Coming close to the news of losing the race for apex university status to USM, the story below spells more bad news for University of Malaya. Even University of Malaya’s business school is not rated as the top in Malaysia by the Higher Education Ministry.
Are the standards University of Malaya that bad these days? The new Vice Chancellor of University of Malaya, Ghauth Jasmon really has his work cut out for him.
Two business schools earn top accolade
PUTRAJAYA: It’s no longer business as usual at Universiti Kebangsaan Malaysia (UKM) and Universiti Putra Malaysia’s (UPM) business schools, which were yesterday named Malaysia’s premier institutions in the field.
UKM’s Graduate School of Management and UPM’s Graduate School of Business have become the first members of the “top business schools” grouping, a position that brings with it a RM25 million grant and international acclaim.
Higher Education Minister Datuk Seri Mohamed Khaled Nordin said the accolade was aimed at helping to turn Malaysia into a hub for business studies, besides turning the schools into globally-recognised institutions.
The two schools beat nine other business faculties in local public universities.
They will be allowed to chart their own path to international recognition, including in the areas of finance management, student intake, hiring of teaching staff and linkages with overseas universities.

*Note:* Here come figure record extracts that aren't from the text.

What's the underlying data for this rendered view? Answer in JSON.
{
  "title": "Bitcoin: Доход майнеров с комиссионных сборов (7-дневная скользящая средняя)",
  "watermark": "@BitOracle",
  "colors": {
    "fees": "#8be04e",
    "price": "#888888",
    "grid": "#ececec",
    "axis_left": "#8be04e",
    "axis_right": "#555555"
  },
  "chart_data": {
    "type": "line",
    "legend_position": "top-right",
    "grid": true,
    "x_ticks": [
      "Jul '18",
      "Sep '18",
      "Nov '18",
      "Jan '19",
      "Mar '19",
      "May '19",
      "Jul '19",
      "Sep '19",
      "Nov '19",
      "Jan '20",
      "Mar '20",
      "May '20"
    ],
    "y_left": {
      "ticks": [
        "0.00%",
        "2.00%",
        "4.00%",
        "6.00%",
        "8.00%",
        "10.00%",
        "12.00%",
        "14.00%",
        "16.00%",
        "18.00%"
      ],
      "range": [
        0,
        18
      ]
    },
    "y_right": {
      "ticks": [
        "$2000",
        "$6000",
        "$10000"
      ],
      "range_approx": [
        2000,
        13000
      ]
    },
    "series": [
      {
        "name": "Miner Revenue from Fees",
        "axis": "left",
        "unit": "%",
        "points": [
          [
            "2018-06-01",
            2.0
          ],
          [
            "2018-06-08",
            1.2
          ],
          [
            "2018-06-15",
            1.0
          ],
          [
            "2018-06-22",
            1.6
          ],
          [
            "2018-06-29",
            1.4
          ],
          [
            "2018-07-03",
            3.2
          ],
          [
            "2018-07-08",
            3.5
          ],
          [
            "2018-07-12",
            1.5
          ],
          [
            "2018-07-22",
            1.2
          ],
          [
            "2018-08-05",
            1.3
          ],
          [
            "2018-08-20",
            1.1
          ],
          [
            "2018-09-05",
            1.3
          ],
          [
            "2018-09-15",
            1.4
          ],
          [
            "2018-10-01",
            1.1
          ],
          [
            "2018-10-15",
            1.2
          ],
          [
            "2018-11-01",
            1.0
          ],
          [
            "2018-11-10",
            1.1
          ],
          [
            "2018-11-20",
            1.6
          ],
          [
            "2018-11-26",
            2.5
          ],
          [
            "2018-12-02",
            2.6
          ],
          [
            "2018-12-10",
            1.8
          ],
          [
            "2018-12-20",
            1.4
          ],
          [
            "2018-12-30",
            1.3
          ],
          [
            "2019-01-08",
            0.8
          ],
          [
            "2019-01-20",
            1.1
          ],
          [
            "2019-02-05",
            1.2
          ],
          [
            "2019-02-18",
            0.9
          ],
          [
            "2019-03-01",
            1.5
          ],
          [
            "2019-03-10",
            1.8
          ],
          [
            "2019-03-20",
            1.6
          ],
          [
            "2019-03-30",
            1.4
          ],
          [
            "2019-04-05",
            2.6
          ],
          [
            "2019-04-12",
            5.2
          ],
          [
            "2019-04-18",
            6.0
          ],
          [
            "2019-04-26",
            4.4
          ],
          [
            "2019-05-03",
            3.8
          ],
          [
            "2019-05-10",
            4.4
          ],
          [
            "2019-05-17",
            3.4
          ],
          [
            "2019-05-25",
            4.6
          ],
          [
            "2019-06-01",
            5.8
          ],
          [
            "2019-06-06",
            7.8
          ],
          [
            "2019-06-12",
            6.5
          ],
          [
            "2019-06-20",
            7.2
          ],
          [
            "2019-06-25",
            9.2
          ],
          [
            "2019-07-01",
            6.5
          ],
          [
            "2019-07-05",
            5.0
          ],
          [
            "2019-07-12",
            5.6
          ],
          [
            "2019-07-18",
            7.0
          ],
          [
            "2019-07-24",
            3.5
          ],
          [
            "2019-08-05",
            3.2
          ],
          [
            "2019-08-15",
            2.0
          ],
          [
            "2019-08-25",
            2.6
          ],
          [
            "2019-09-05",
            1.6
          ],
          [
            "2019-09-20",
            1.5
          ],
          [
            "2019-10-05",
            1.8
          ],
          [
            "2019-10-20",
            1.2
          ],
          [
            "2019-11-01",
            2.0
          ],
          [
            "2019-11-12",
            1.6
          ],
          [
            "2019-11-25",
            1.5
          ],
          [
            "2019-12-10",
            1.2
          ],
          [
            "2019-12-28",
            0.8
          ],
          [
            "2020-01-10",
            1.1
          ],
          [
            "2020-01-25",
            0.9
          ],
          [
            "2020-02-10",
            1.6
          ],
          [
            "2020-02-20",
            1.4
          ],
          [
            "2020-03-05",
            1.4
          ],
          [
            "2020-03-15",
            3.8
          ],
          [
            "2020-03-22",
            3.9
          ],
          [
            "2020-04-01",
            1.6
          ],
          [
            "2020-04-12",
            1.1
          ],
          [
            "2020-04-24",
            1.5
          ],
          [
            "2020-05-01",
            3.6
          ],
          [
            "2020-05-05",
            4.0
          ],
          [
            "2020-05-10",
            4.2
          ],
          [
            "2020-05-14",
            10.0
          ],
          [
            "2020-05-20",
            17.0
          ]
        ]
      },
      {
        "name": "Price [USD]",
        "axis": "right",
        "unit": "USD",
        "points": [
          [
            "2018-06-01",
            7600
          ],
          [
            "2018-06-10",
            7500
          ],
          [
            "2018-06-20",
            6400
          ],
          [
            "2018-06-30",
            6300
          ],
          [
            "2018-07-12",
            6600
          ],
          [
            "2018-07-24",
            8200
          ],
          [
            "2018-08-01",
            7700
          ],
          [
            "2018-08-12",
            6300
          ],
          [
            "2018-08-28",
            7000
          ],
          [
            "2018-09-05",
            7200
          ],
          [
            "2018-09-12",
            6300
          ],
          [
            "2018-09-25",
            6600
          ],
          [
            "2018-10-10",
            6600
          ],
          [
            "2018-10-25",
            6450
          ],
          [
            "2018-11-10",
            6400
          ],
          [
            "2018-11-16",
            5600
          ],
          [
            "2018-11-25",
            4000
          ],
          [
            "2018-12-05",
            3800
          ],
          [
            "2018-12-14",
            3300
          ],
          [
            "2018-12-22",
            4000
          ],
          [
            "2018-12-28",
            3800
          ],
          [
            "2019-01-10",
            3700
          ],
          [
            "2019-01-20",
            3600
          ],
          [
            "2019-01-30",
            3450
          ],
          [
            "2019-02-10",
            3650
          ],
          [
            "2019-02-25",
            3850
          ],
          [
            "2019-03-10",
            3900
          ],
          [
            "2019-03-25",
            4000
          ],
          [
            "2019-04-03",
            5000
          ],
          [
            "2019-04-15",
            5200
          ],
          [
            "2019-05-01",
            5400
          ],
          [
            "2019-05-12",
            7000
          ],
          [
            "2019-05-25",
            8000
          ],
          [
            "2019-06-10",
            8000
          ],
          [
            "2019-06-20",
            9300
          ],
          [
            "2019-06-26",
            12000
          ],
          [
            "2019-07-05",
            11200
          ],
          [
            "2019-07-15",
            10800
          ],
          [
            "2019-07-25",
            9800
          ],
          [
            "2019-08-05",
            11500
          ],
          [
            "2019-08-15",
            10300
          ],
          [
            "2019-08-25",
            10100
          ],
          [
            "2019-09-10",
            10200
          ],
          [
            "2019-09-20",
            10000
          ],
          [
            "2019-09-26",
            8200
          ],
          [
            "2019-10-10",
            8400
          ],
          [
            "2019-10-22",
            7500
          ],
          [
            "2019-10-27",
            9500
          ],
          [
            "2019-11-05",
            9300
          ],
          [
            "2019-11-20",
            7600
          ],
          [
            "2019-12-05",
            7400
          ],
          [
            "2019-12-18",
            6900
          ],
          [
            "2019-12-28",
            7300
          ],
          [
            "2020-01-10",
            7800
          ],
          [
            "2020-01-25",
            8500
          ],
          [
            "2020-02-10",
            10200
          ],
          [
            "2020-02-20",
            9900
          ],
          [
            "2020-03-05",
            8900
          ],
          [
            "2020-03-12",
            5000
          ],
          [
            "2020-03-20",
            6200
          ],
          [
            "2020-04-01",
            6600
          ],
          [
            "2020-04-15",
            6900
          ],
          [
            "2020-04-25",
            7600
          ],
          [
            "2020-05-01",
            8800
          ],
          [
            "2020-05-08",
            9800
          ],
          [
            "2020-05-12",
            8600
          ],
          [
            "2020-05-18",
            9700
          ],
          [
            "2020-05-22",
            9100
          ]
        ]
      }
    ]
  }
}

The RM25 million grant will be split into an allocation of RM13.5 million for infrastructure and the rest for human resource development of the schools.
Khaled hinted more business schools from public and private universities may receive the honour of joining the exclusive club if they proved their mettle.
“There could be more, but we have strict criteria to ensure that these business schools really are at the top of their game.
“They will need to have drawing power to attract foreign students to want to study on our shores,” he said after launching the “Top Business School” programme and the 5th International Business Postgraduate Colloquium here.
The process to identify the top business schools took more than 10 months, culminating in the green light from cabinet recently.
But Khaled is not going to lose sleep over how the two schools maintained their premier position in the field.
“To place a target in the sense of ranking is like forcing a child to sit for an examination.
“Our target is simply to gain parity with other top business schools in the region and get accreditation.”
Higher Education Department director-general Datuk Dr Radin Umar Radin Sohadi said the institutions would have to continue showing results with output in the field.
“Their graduates will have to go on to become industry captains. They will have to be able to link up with the top business schools of the world, apart from the standard publications and journals they will have to produce.”
The ministry is also stressing that the MBA programmes in the schools achieve a local: international student ratio of 60:40 over the next five years.